From: Jan-Bernd Themann
Date: Fri Aug 24 2007 - 14:12:25 EST


James Chapman schrieb:
Stephen Hemminger wrote:
On Fri, 24 Aug 2007 17:47:15 +0200
Jan-Bernd Themann <ossthema@xxxxxxxxxx> wrote:

Hi,

On Friday 24 August 2007 17:37, akepner@xxxxxxx wrote:
On Fri, Aug 24, 2007 at 03:59:16PM +0200, Jan-Bernd Themann wrote:
.......
3) On modern systems the incoming packets are processed very fast. Especially
on SMP systems when we use multiple queues we process only a few packets
per napi poll cycle. So NAPI does not work very well here and the interrupt rate is still high. What we need would be some sort of timer polling mode which will schedule a device after a certain amount of time for high load situations. With high precision timers this could work well. Current
usual timers are too slow. A finer granularity would be needed to keep the
latency down (and queue length moderate).

We found the same on ia64-sn systems with tg3 a couple of years ago. Using simple interrupt coalescing ("don't interrupt until you've received N packets or M usecs have elapsed") worked reasonably well in practice. If your h/w supports that (and I'd guess it does, since it's such a simple thing), you might try it.

I don't see how this should work. Our latest machines are fast enough that they
simply empty the queue during the first poll iteration (in most cases).
Even if you wait until X packets have been received, it does not help for
the next poll cycle. The average number of packets we process per poll queue
is low. So a timer would be preferable that periodically polls the queue, without the need of generating a HW interrupt. This would allow us
to wait until a reasonable amount of packets have been received in the meantime
to keep the poll overhead low. This would also be useful in combination
with LRO.


You need hardware support for deferred interrupts. Most devices have it (e1000, sky2, tg3)
and it interacts well with NAPI. It is not a generic thing you want done by the stack,
you want the hardware to hold off interrupts until X packets or Y usecs have expired.

Does hardware interrupt mitigation really interact well with NAPI? In my experience, holding off interrupts for X packets or Y usecs does more harm than good; such hardware features are useful only when the OS has no NAPI-like mechanism.
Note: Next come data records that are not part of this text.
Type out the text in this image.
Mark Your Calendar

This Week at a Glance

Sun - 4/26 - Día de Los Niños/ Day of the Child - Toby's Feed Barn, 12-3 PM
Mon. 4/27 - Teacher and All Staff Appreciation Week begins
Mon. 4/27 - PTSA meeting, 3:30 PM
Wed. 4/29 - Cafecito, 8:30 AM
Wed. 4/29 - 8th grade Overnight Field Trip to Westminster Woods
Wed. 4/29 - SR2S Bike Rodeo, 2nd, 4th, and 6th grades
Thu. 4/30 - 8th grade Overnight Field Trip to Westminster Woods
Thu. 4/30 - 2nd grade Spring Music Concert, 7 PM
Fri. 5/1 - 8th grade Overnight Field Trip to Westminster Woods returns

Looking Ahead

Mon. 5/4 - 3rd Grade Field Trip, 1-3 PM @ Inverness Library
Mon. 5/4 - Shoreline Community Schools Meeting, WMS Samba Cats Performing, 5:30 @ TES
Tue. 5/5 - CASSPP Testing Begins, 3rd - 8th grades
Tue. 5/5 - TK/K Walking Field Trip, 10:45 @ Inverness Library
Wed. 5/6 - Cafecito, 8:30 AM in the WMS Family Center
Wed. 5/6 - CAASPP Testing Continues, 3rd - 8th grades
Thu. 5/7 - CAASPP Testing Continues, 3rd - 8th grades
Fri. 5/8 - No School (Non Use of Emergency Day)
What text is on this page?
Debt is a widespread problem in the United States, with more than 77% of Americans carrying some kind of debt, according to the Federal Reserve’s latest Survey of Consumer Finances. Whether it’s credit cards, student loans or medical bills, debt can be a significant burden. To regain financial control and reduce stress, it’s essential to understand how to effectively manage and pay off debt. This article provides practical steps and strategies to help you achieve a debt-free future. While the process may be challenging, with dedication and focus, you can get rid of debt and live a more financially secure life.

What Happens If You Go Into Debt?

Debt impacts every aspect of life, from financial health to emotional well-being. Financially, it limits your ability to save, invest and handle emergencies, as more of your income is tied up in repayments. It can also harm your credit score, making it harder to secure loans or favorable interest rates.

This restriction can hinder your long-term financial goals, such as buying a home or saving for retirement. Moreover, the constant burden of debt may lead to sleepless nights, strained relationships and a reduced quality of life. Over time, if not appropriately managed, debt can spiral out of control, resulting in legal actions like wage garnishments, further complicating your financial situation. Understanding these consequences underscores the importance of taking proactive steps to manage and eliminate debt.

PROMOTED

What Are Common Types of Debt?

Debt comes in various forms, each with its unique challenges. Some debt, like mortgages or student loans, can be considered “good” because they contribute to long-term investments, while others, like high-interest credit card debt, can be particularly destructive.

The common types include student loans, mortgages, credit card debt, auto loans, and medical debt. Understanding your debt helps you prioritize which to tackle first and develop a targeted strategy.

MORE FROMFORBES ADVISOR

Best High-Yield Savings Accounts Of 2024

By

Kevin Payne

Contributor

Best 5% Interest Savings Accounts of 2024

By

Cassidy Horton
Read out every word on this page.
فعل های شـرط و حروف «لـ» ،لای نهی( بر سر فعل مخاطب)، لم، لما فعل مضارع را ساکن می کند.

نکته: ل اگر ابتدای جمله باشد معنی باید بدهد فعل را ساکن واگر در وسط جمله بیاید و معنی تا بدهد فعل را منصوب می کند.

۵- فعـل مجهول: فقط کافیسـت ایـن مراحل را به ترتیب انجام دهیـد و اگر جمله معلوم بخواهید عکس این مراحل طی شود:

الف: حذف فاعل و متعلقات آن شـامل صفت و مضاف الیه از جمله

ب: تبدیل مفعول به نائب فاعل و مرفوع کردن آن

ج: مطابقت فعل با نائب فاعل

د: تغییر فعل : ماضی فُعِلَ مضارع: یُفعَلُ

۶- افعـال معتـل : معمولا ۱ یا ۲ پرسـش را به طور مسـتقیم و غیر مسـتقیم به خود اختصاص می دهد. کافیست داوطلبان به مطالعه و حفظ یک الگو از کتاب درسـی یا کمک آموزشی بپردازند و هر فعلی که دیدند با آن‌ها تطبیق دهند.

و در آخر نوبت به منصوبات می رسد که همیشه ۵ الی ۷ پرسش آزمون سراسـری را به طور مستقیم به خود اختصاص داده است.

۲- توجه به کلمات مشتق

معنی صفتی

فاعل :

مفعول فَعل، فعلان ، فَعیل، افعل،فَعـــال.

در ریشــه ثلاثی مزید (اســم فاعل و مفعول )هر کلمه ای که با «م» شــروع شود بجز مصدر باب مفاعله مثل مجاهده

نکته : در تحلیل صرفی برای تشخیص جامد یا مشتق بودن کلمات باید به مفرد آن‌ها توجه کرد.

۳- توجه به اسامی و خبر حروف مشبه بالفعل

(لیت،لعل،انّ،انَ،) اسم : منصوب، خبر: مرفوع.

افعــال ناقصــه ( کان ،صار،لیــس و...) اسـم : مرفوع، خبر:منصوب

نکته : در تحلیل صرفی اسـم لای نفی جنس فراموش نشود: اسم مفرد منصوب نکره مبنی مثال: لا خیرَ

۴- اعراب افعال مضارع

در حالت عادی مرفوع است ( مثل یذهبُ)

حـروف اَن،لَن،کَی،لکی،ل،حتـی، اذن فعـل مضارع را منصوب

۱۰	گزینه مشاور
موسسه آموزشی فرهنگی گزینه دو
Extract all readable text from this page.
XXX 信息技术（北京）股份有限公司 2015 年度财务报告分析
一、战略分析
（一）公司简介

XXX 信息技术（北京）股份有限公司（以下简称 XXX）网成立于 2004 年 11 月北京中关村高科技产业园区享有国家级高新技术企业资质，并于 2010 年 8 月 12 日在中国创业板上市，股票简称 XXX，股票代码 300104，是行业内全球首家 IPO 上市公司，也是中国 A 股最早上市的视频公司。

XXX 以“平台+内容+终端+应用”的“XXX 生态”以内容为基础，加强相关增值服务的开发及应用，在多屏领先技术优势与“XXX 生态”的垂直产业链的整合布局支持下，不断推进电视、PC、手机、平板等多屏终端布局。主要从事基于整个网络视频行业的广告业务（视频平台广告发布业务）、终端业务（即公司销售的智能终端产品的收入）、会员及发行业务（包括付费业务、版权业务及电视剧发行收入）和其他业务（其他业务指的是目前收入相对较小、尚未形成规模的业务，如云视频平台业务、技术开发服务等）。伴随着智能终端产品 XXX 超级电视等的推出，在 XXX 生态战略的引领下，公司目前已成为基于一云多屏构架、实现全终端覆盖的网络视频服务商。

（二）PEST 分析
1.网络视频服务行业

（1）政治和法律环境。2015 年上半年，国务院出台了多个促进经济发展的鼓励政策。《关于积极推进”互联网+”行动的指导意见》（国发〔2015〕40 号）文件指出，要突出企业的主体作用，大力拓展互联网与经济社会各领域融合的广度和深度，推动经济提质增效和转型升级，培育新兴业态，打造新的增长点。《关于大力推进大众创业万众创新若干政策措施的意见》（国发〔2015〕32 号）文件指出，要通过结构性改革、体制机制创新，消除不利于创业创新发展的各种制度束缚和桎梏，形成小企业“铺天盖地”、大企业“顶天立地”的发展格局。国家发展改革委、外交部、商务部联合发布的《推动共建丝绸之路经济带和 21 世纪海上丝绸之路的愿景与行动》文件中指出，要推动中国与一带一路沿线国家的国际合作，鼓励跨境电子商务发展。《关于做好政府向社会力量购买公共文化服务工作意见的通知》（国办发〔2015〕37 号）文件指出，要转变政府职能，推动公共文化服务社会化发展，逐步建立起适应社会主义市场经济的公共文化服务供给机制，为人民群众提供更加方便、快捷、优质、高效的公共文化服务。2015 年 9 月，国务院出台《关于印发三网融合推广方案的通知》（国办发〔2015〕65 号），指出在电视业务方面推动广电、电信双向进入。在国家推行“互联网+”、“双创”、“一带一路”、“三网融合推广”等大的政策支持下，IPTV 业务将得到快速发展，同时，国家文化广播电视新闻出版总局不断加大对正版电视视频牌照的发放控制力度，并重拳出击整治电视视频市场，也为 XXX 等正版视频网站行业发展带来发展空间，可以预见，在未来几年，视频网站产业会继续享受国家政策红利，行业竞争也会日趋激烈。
When tuning NAPI drivers for packets/sec performance (which is a good indicator of driver performance), I make sure that the driver stays in NAPI polled mode while it has any rx or tx work to do. If the CPU is fast enough that all work is always completed on each poll, I have the driver stay in polled mode until dev->poll() is called N times with no work being done. This keeps interrupts disabled for reasonable traffic levels, while minimizing packet processing latency. No need for hardware interrupt mitigation.
Yes, that was one idea as well. But the problem with that is that net_rx_action will call
the same poll function over and over again in a row if there are no further network
devices. The problem about this approach is that you always poll just a very few packets
each time. This does not work with LRO well, as there are no packets to aggregate...
So it would make more sense to wait for a certain time before trying it again.
Second problem: after the jiffies incremented by one in net_rx_action (after some poll rounds), net_rx_action will quit and return control to the softIRQ handler. The poll function
is called again as the softIRQ handler thinks there is more work to be done. So even
then we do not wait... After some rounds in the softIRQ handler, we finally wait some time.


The parameters for controlling it are already in ethtool, the issue is finding a good
default set of values for a wide range of applications and architectures. Maybe some
heuristic based on processor speed would be a good starting point. The dynamic irq
moderation stuff is not widely used because it is too hard to get right.

I agree. It would be nice to find a way for the typical user to derive best values for these knobs for his/her particular system. Perhaps a tool using pktgen and network device phy internal loopback could be developed?